The doctor asks me if I have read any of William Styron’s work.
“Of course,” I say, knowing where he’s going. “Darkness Visible.”
He nods. “And have you read Andrew Solomon’s The Noonday Demon?”
I tell the doctor that I have Solomon’s book, but I haven’t read it yet; long books intimidate me.
Wanting answers, I change the subject. “Tell me what I need to do now while I am here,” I say. “I’m a quick learner, and I want to get better.”
“One thing at a time,” the doctor advises. “Baby steps.”
I acquiesce with a nod, and he hands me some pamphlets. “Here’s some reading for you to do over the next couple of days.” They are colorful packets with beautiful people on the covers, all radiant, smiling, jumping and dancing, and proud of their successful recoveries.

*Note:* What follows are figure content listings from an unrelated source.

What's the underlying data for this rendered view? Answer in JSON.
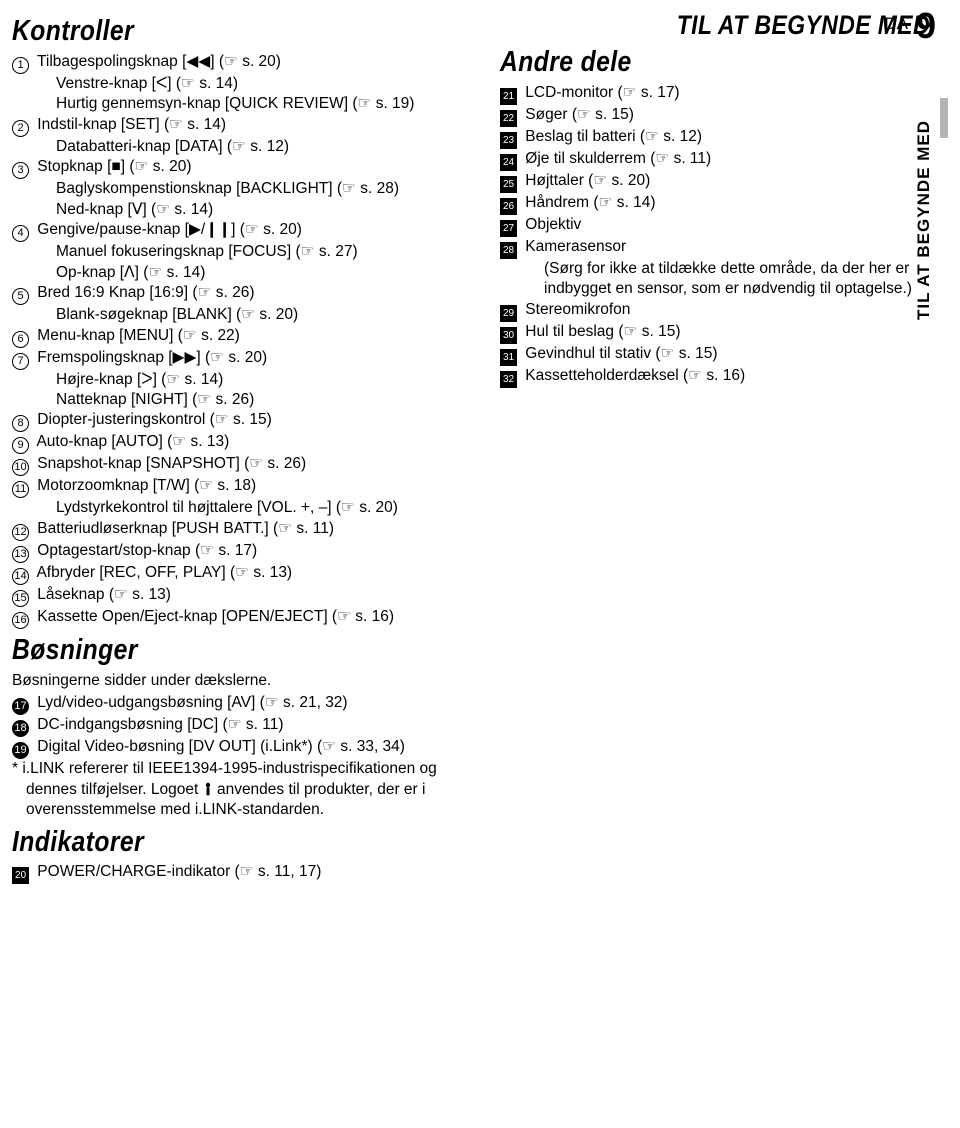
{
  "page_header": {
    "section": "TIL AT BEGYNDE MED",
    "lang": "DA",
    "num": "9"
  },
  "side_tab": "TIL AT BEGYNDE MED",
  "left": {
    "sec1_title": "Kontroller",
    "items1": [
      {
        "m": "c",
        "n": "1",
        "lines": [
          "Tilbagespolingsknap [◀◀] (☞ s. 20)",
          "Venstre-knap [ᐸ] (☞ s. 14)",
          "Hurtig gennemsyn-knap [QUICK REVIEW] (☞ s. 19)"
        ]
      },
      {
        "m": "c",
        "n": "2",
        "lines": [
          "Indstil-knap [SET] (☞ s. 14)",
          "Databatteri-knap [DATA] (☞ s. 12)"
        ]
      },
      {
        "m": "c",
        "n": "3",
        "lines": [
          "Stopknap [■] (☞ s. 20)",
          "Baglyskompenstionsknap [BACKLIGHT] (☞ s. 28)",
          "Ned-knap [ᐯ] (☞ s. 14)"
        ]
      },
      {
        "m": "c",
        "n": "4",
        "lines": [
          "Gengive/pause-knap [▶/❙❙] (☞ s. 20)",
          "Manuel fokuseringsknap [FOCUS] (☞ s. 27)",
          "Op-knap [ᐱ] (☞ s. 14)"
        ]
      },
      {
        "m": "c",
        "n": "5",
        "lines": [
          "Bred 16:9 Knap [16:9] (☞ s. 26)",
          "Blank-søgeknap [BLANK] (☞ s. 20)"
        ]
      },
      {
        "m": "c",
        "n": "6",
        "lines": [
          "Menu-knap [MENU] (☞ s. 22)"
        ]
      },
      {
        "m": "c",
        "n": "7",
        "lines": [
          "Fremspolingsknap [▶▶] (☞ s. 20)",
          "Højre-knap [ᐳ] (☞ s. 14)",
          "Natteknap [NIGHT] (☞ s. 26)"
        ]
      },
      {
        "m": "c",
        "n": "8",
        "lines": [
          "Diopter-justeringskontrol (☞ s. 15)"
        ]
      },
      {
        "m": "c",
        "n": "9",
        "lines": [
          "Auto-knap [AUTO] (☞ s. 13)"
        ]
      },
      {
        "m": "c",
        "n": "10",
        "lines": [
          "Snapshot-knap [SNAPSHOT] (☞ s. 26)"
        ]
      },
      {
        "m": "c",
        "n": "11",
        "lines": [
          "Motorzoomknap [T/W] (☞ s. 18)",
          "Lydstyrkekontrol til højttalere [VOL. +, –] (☞ s. 20)"
        ]
      },
      {
        "m": "c",
        "n": "12",
        "lines": [
          "Batteriudløserknap [PUSH BATT.] (☞ s. 11)"
        ]
      },
      {
        "m": "c",
        "n": "13",
        "lines": [
          "Optagestart/stop-knap (☞ s. 17)"
        ]
      },
      {
        "m": "c",
        "n": "14",
        "lines": [
          "Afbryder [REC, OFF, PLAY] (☞ s. 13)"
        ]
      },
      {
        "m": "c",
        "n": "15",
        "lines": [
          "Låseknap (☞ s. 13)"
        ]
      },
      {
        "m": "c",
        "n": "16",
        "lines": [
          "Kassette Open/Eject-knap [OPEN/EJECT] (☞ s. 16)"
        ]
      }
    ],
    "sec2_title": "Bøsninger",
    "intro2": "Bøsningerne sidder under dækslerne.",
    "items2": [
      {
        "m": "cs",
        "n": "17",
        "lines": [
          "Lyd/video-udgangsbøsning [AV] (☞ s. 21, 32)"
        ]
      },
      {
        "m": "cs",
        "n": "18",
        "lines": [
          "DC-indgangsbøsning [DC] (☞ s. 11)"
        ]
      },
      {
        "m": "cs",
        "n": "19",
        "lines": [
          "Digital Video-bøsning [DV OUT] (i.Link*) (☞ s. 33, 34)"
        ]
      }
    ],
    "note2": "* i.LINK refererer til IEEE1394-1995-industrispecifikationen og dennes tilføjelser. Logoet  anvendes til produkter, der er i overensstemmelse med i.LINK-standarden.",
    "sec3_title": "Indikatorer",
    "items3": [
      {
        "m": "sq",
        "n": "20",
        "lines": [
          "POWER/CHARGE-indikator (☞ s. 11, 17)"
        ]
      }
    ]
  },
  "right": {
    "sec_title": "Andre dele",
    "items": [
      {
        "m": "sq",
        "n": "21",
        "lines": [
          "LCD-monitor (☞ s. 17)"
        ]
      },
      {
        "m": "sq",
        "n": "22",
        "lines": [
          "Søger (☞ s. 15)"
        ]
      },
      {
        "m": "sq",
        "n": "23",
        "lines": [
          "Beslag til batteri (☞ s. 12)"
        ]
      },
      {
        "m": "sq",
        "n": "24",
        "lines": [
          "Øje til skulderrem (☞ s. 11)"
        ]
      },
      {
        "m": "sq",
        "n": "25",
        "lines": [
          "Højttaler (☞ s. 20)"
        ]
      },
      {
        "m": "sq",
        "n": "26",
        "lines": [
          "Håndrem (☞ s. 14)"
        ]
      },
      {
        "m": "sq",
        "n": "27",
        "lines": [
          "Objektiv"
        ]
      },
      {
        "m": "sq",
        "n": "28",
        "lines": [
          "Kamerasensor",
          "(Sørg for ikke at tildække dette område, da der her er indbygget en sensor, som er nødvendig til optagelse.)"
        ]
      },
      {
        "m": "sq",
        "n": "29",
        "lines": [
          "Stereomikrofon"
        ]
      },
      {
        "m": "sq",
        "n": "30",
        "lines": [
          "Hul til beslag (☞ s. 15)"
        ]
      },
      {
        "m": "sq",
        "n": "31",
        "lines": [
          "Gevindhul til stativ (☞ s. 15)"
        ]
      },
      {
        "m": "sq",
        "n": "32",
        "lines": [
          "Kassetteholderdæksel (☞ s. 16)"
        ]
      }
    ]
  }
}
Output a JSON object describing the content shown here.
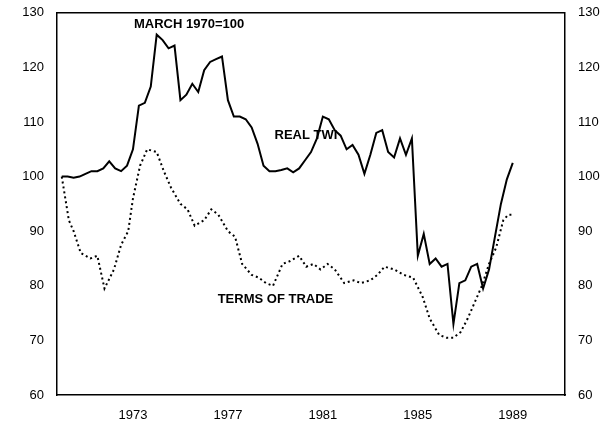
{
  "chart_data": {
    "type": "line",
    "title": "MARCH 1970=100",
    "xlim": [
      1969.8,
      1991.2
    ],
    "xticks": [
      1973,
      1977,
      1981,
      1985,
      1989
    ],
    "ylim": [
      60,
      130
    ],
    "yticks": [
      60,
      70,
      80,
      90,
      100,
      110,
      120,
      130
    ],
    "y2lim": [
      60,
      130
    ],
    "y2ticks": [
      60,
      70,
      80,
      90,
      100,
      110,
      120,
      130
    ],
    "grid": false,
    "series": [
      {
        "name": "REAL TWI",
        "color": "#000000",
        "line_style": "solid",
        "x": [
          1970.0,
          1970.25,
          1970.5,
          1970.75,
          1971.0,
          1971.25,
          1971.5,
          1971.75,
          1972.0,
          1972.25,
          1972.5,
          1972.75,
          1973.0,
          1973.25,
          1973.5,
          1973.75,
          1974.0,
          1974.25,
          1974.5,
          1974.75,
          1975.0,
          1975.25,
          1975.5,
          1975.75,
          1976.0,
          1976.25,
          1976.5,
          1976.75,
          1977.0,
          1977.25,
          1977.5,
          1977.75,
          1978.0,
          1978.25,
          1978.5,
          1978.75,
          1979.0,
          1979.25,
          1979.5,
          1979.75,
          1980.0,
          1980.25,
          1980.5,
          1980.75,
          1981.0,
          1981.25,
          1981.5,
          1981.75,
          1982.0,
          1982.25,
          1982.5,
          1982.75,
          1983.0,
          1983.25,
          1983.5,
          1983.75,
          1984.0,
          1984.25,
          1984.5,
          1984.75,
          1985.0,
          1985.25,
          1985.5,
          1985.75,
          1986.0,
          1986.25,
          1986.5,
          1986.75,
          1987.0,
          1987.25,
          1987.5,
          1987.75,
          1988.0,
          1988.25,
          1988.5,
          1988.75,
          1989.0
        ],
        "values": [
          100,
          100,
          99.8,
          100,
          100.5,
          101,
          101,
          101.5,
          102.8,
          101.5,
          101,
          102,
          105,
          113,
          113.5,
          116.5,
          126,
          125,
          123.5,
          124,
          114,
          115,
          117,
          115.5,
          119.5,
          121,
          121.5,
          122,
          114,
          111,
          111,
          110.5,
          109,
          106,
          102,
          101,
          101,
          101.2,
          101.5,
          100.8,
          101.5,
          103,
          104.5,
          107,
          111,
          110.5,
          108.5,
          107.5,
          105,
          105.8,
          104,
          100.5,
          104,
          108,
          108.5,
          104.5,
          103.5,
          107,
          104,
          107,
          85.5,
          89.5,
          84,
          85,
          83.5,
          84,
          73,
          80.5,
          81,
          83.5,
          84,
          79.5,
          83,
          89,
          95,
          99.5,
          102.5
        ]
      },
      {
        "name": "TERMS OF TRADE",
        "color": "#000000",
        "line_style": "dotted",
        "x": [
          1970.0,
          1970.3,
          1970.5,
          1970.8,
          1971.2,
          1971.5,
          1971.8,
          1972.2,
          1972.5,
          1972.8,
          1973.0,
          1973.3,
          1973.6,
          1974.0,
          1974.3,
          1974.6,
          1975.0,
          1975.3,
          1975.6,
          1976.0,
          1976.3,
          1976.6,
          1977.0,
          1977.3,
          1977.6,
          1978.0,
          1978.3,
          1978.6,
          1978.9,
          1979.3,
          1979.6,
          1980.0,
          1980.3,
          1980.6,
          1980.9,
          1981.2,
          1981.5,
          1981.9,
          1982.3,
          1982.6,
          1983.0,
          1983.3,
          1983.6,
          1984.0,
          1984.4,
          1984.8,
          1985.2,
          1985.5,
          1985.9,
          1986.2,
          1986.5,
          1986.8,
          1987.1,
          1987.4,
          1987.7,
          1988.0,
          1988.3,
          1988.6,
          1988.8,
          1989.0
        ],
        "values": [
          100,
          92,
          90,
          86,
          85,
          85.5,
          79.5,
          83,
          87.5,
          90,
          96,
          102,
          105,
          104.5,
          101,
          98,
          95,
          94,
          91,
          92,
          94,
          93,
          90,
          89,
          84,
          82,
          81.5,
          80.5,
          80,
          84,
          84.5,
          85.5,
          83.5,
          84,
          83,
          84,
          83,
          80.5,
          81,
          80.5,
          81,
          82,
          83.5,
          83,
          82,
          81.5,
          78,
          74,
          71,
          70.5,
          70.5,
          71.5,
          74,
          77,
          80,
          84,
          87,
          92,
          93,
          93
        ]
      }
    ]
  }
}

I decide that I’ll review them during the quieter moments throughout the day. Since I’m not a smoker, I usually find myself alone in the lounge while everyone goes outside to smoke during breaks in between meetings. I enjoy those moments being by myself and not having people milling around or talking to me.
“Another thing,” the doctor adds, and he lifts a laminated card. On it is a dark blur of black scribbles and scrawls. It reminds me of an Edward Gorey drawing or a Jackson Pollock painting. He asks in a calm voice, “What do you see?”
I struggle not to roll my eyes as I stumble through my thoughts, trying to anticipate how I am supposed to respond to this image. The doctor says in a firm voice, “There is no correct answer. Just tell me what you see.”
“Chaos,” is all I can muster. “I see chaos.” I see my emotions and my depression, and my addictions all tied into one.
“Very well,” he says as he jots more notes on his pad, which I know will go into my file. I wait for a response, and he sips his coffee. He glances at his watch. “I’m afraid our time is up,” he says.
That’s it? I want to say. Instead, I stand up and thank him for his time.
“I’ll see you in a few days,” he says, flipping through the calendar that he uses to keep track of his appointments. “I’ll have the nurse find you and bring you here.”
After I leave the doctor’s office, I pause in the hallway that leads to the rooms where the morning groups are held. I lean against the wall and think about the word chaos. I do not want my assessment to be made based on a quick response to a mere image on a flash card. Then it comes to me. Is this what my life has become—Chaos?
I follow the long corridor to the end and quietly enter the room where the first group of the day has assembled. Everyone is talking at once; the counselor is trying to maintain order. I do not make eye contact. Suddenly everyone falls silent, and the meeting begins. We go around the room and name something that we are grateful for. Then we share our stories, and the chaos of everyone else’s lives becomes entwined with that of my own.